According to Statistics Canada, one in five Canadians was considered to be overweight in 2014, a 15<>percentage<> increase from 2003. Among children, statistics are even worse, with one of every three children in this country being overweight. Of course, even though being overweight is more prevalent than being underweight, it’s important not to discount the seriousness of eating disorders such as anorexia and bulimia, which can effect both girls and boys equally.

Phillip Lafave, Athletic Director and Exercise Science Teacher at Montreal’s Loyola High School, points out that the initial sign that a child or teenager is starting to experience weight problems is when they start lacking energy while performing routine tasks like taking a walk or climbing the stairs.

Lafave says that a combination of an unhealthy diet and lack of exercise are usually what contribute to unhealthy weight gain. A huge factor that often goes forgotten, however, is stress, and Lafave points out that people often deal with stress by either overeating or not eating enough.
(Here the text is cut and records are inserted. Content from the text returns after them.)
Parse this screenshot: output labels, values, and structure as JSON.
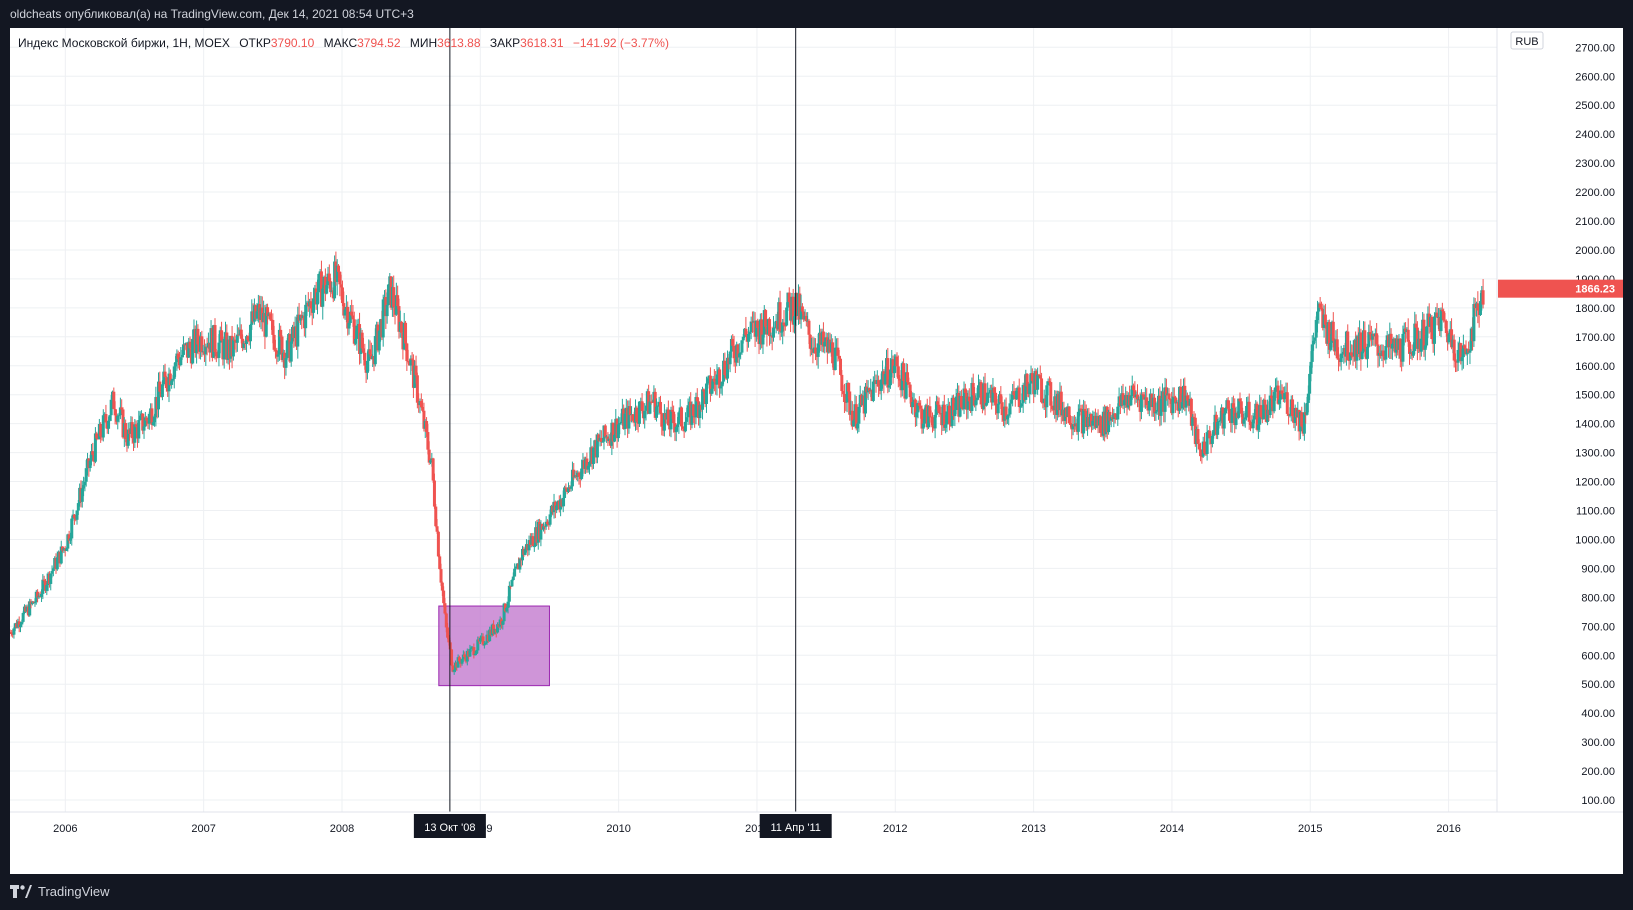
{
  "header": {
    "published": "oldcheats опубликовал(а) на TradingView.com, Дек 14, 2021 08:54 UTC+3"
  },
  "legend": {
    "symbol": "Индекс Московской биржи, 1Н, MOEX",
    "open_label": "ОТКР",
    "open": "3790.10",
    "high_label": "МАКС",
    "high": "3794.52",
    "low_label": "МИН",
    "low": "3613.88",
    "close_label": "ЗАКР",
    "close": "3618.31",
    "change": "−141.92 (−3.77%)"
  },
  "currency": "RUB",
  "last_price": "1866.23",
  "y_ticks": [
    "2700.00",
    "2600.00",
    "2500.00",
    "2400.00",
    "2300.00",
    "2200.00",
    "2100.00",
    "2000.00",
    "1900.00",
    "1800.00",
    "1700.00",
    "1600.00",
    "1500.00",
    "1400.00",
    "1300.00",
    "1200.00",
    "1100.00",
    "1000.00",
    "900.00",
    "800.00",
    "700.00",
    "600.00",
    "500.00",
    "400.00",
    "300.00",
    "200.00",
    "100.00"
  ],
  "x_ticks": [
    "2006",
    "2007",
    "2008",
    "2009",
    "2010",
    "2011",
    "2012",
    "2013",
    "2014",
    "2015",
    "2016"
  ],
  "vlines": [
    {
      "date": "13 Окт '08",
      "at_year": 2008.78
    },
    {
      "date": "11 Апр '11",
      "at_year": 2011.28
    }
  ],
  "highlight_zone": {
    "from_year": 2008.7,
    "to_year": 2009.5,
    "low": 495,
    "high": 770
  },
  "colors": {
    "up": "#26a69a",
    "down": "#ef5350",
    "highlight": "#ba68c8",
    "price_tag": "#ef5350"
  },
  "footer": {
    "brand": "TradingView"
  },
  "chart_data": {
    "type": "line",
    "title": "",
    "xlabel": "",
    "ylabel": "",
    "ylim": [
      50,
      2750
    ],
    "xlim": [
      2005.6,
      2016.35
    ],
    "series": [
      {
        "x": [
          2005.6,
          2005.8,
          2006.0,
          2006.2,
          2006.35,
          2006.45,
          2006.6,
          2006.8,
          2007.0,
          2007.2,
          2007.4,
          2007.6,
          2007.8,
          2007.95,
          2008.1,
          2008.2,
          2008.35,
          2008.45,
          2008.55,
          2008.65,
          2008.7,
          2008.75,
          2008.8,
          2008.9,
          2009.0,
          2009.15,
          2009.3,
          2009.45,
          2009.6,
          2009.8,
          2010.0,
          2010.25,
          2010.35,
          2010.5,
          2010.7,
          2010.9,
          2011.1,
          2011.28,
          2011.4,
          2011.55,
          2011.7,
          2011.9,
          2012.0,
          2012.2,
          2012.4,
          2012.6,
          2012.8,
          2013.0,
          2013.1,
          2013.3,
          2013.5,
          2013.7,
          2013.9,
          2014.1,
          2014.2,
          2014.4,
          2014.6,
          2014.8,
          2014.95,
          2015.05,
          2015.2,
          2015.4,
          2015.6,
          2015.8,
          2015.95,
          2016.1,
          2016.2,
          2016.25
        ],
        "y": [
          680,
          800,
          980,
          1300,
          1480,
          1350,
          1420,
          1620,
          1700,
          1650,
          1780,
          1640,
          1850,
          1900,
          1720,
          1600,
          1860,
          1700,
          1500,
          1250,
          950,
          700,
          560,
          600,
          640,
          720,
          950,
          1050,
          1150,
          1300,
          1400,
          1480,
          1400,
          1420,
          1550,
          1700,
          1750,
          1810,
          1680,
          1650,
          1420,
          1560,
          1600,
          1420,
          1440,
          1510,
          1450,
          1550,
          1500,
          1420,
          1400,
          1500,
          1470,
          1500,
          1300,
          1450,
          1420,
          1500,
          1400,
          1780,
          1660,
          1680,
          1650,
          1700,
          1760,
          1620,
          1780,
          1866.23
        ]
      }
    ]
  }
}
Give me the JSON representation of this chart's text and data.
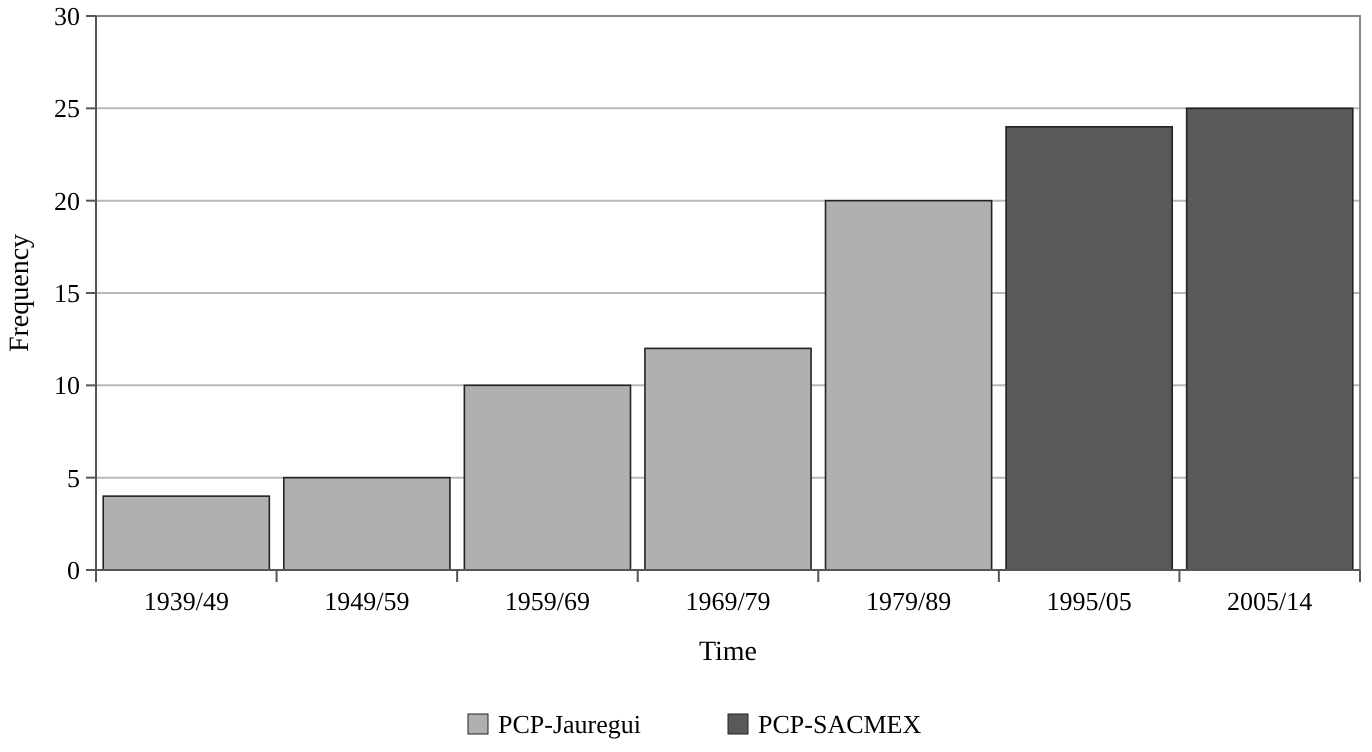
{
  "chart_data": {
    "type": "bar",
    "xlabel": "Time",
    "ylabel": "Frequency",
    "categories": [
      "1939/49",
      "1949/59",
      "1959/69",
      "1969/79",
      "1979/89",
      "1995/05",
      "2005/14"
    ],
    "series": [
      {
        "name": "PCP-Jauregui",
        "color": "#b0b0b0",
        "values": [
          4,
          5,
          10,
          12,
          20,
          null,
          null
        ]
      },
      {
        "name": "PCP-SACMEX",
        "color": "#595959",
        "values": [
          null,
          null,
          null,
          null,
          null,
          24,
          25
        ]
      }
    ],
    "ylim": [
      0,
      30
    ],
    "yticks": [
      0,
      5,
      10,
      15,
      20,
      25,
      30
    ],
    "grid": "y",
    "legend": "bottom"
  }
}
Lafave says that lots of young families lead very busy and stressful lives, and often have little time for meals, so their solution is to pick the quick option, which is often fast-food. An easy solution for parents to rely less on fast-food is to set aside a few hours per week to plan and prepare healthy meals for the following days. “It’s a thing that parents and kids can do together and talk about the way that they eat,” he says, adding that it also greatly reduces stress for everyone, since all the meals are already prepared and ready to eat.

Lafave also reminds parents that they are role models for their children, and children learn most about food at home, so if parents make it a point to eat healthy and exercise often, children will most likely follow suit, thus avoiding weight problems. In this case, doing exercise does not necessarily mean going to the gym; it can simply mean encouraging activity as a family, such as walking, skating, cycling, etc.

Lafave points out a shift in the trend of health awareness nowadays as opposed to ten years ago. He says that while girls have always been self-conscious about the way they look, this has now become more popular among young males, who are much more conscious about what they’re eating than ever before. “Kids are learning about nutrition and ways to help them lose weight and to gain mass the natural way,” he says.

Lafave does not deny, however, that students who are either overweight or underweight do face incredible challenges in terms of their own self-esteem and bullying, noting that bullying is always prevalent and contributes to children with weight problems feeling self-conscious about themselves.

According to Lafave, the best way for parents who want to have this conversation with their children is to be direct. Trust needs to be established between parents and children at a young age, and along with trust comes an open dialogue between them. When parents do notice their children struggling with their diets, being overly sedentary, or even overstressing, it’s time to step in and be direct with them. Parents and children should discuss what’s going on and solve the problem together, thus being able to outline concrete steps about how to lead a healthier lifestyle.

Lafave points out that, if not their parents, children should at least talk to someone they can trust about these issues, and that he has been approached by students before. “It can be delicate,” he admits. “But from my experience, the student and the parents were thankful at the end of it all.”